Is 'Culinary Class Wars' the Most Powerful Marketing Engine in Korea? 10M Views, 73% of Viewers Buying Products
« Culinary Class Wars » est-il le moteur marketing le plus puissant de Corée ? 10 millions de visions, 73 % des spectateurs qui achètent

Netflix sort une émission culinaire, et du jour au lendemain, la moitié de la Corée fait la queue pour un gâteau qualifié de « must-taste before death » par un chef. Franchement : depuis quand une émission de téléréalité devient une liste de courses nationale ?
On est passé bien au-delà du simple 'food porn' : c’est maintenant un véritable moteur économique. 73 % des spectateurs disent vouloir acheter chez les chefs mis en avant.

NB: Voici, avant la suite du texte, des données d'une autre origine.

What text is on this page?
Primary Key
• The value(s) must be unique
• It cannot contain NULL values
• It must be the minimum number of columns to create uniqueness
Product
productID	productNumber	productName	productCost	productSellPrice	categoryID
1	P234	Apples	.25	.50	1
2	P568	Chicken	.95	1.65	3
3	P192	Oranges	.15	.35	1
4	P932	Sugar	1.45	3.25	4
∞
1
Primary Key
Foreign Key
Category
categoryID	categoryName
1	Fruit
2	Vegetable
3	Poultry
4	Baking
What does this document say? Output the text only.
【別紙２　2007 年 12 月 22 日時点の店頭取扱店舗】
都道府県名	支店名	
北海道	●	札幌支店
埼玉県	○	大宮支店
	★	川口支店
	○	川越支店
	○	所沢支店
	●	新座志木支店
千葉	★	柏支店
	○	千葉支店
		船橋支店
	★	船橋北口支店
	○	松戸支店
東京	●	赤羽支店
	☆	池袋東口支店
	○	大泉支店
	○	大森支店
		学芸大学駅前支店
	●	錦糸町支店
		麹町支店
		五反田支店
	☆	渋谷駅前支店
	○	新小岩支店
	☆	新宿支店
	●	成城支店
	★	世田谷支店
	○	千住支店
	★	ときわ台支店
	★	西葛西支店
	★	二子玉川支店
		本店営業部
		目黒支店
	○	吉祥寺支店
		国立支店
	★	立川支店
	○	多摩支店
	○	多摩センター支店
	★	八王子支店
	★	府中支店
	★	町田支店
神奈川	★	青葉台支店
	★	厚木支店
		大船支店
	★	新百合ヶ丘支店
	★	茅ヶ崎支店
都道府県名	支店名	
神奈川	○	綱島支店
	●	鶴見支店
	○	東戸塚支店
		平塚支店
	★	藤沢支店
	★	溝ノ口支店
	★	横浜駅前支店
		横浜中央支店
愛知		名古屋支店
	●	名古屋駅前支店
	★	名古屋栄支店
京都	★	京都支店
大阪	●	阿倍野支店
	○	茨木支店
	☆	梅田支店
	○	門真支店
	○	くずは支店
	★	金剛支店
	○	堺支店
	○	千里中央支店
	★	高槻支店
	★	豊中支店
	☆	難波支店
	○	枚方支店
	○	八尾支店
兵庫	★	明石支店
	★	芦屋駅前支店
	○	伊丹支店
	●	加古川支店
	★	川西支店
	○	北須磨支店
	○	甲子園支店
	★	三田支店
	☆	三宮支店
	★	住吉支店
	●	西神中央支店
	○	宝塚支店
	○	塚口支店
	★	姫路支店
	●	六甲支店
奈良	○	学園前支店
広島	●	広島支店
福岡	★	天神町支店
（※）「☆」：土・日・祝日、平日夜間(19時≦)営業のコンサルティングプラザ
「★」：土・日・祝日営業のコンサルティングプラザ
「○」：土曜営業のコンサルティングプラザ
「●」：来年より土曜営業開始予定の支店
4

Les marques ne font pas que parrainer des talents ; elles co-créent une identité. Ce n’est plus de la télévision : c’est de l’alchimie culturelle.
Stop. On idole les chefs célèbres maintenant ? C’est clairement une manipulation émotionnelle : on accroche les gens avec du drame, puis on leur vend un soju à 15 $ en le baptisant ‘gourmet’. Du capitalisme déguisé en gastronomie.
Vous loupez le coche. Ce n’est pas de la manipulation, c’est de la résonance. Les gens n’achètent pas du soju, ils achètent une histoire, une philosophie. Les marques qui intègrent l’ADN du chef dans leurs produits ne vendent plus — elles appartiennent.
On peut simplement reconnaître que bonne émission = faim ? J’ai regardé un épisode et commandé du kouign-amann le soir même. Pas de philosophie profonde — juste un bon marketing et un estomac faible.
Ce qui est fascinant, c’est la donnée : +1,6x d’utilisateurs actifs sur les plateformes de réservation après la diffusion. On touche au graal de l’influence croisée : du contenu en streaming qui pousse à l’action dans le monde réel.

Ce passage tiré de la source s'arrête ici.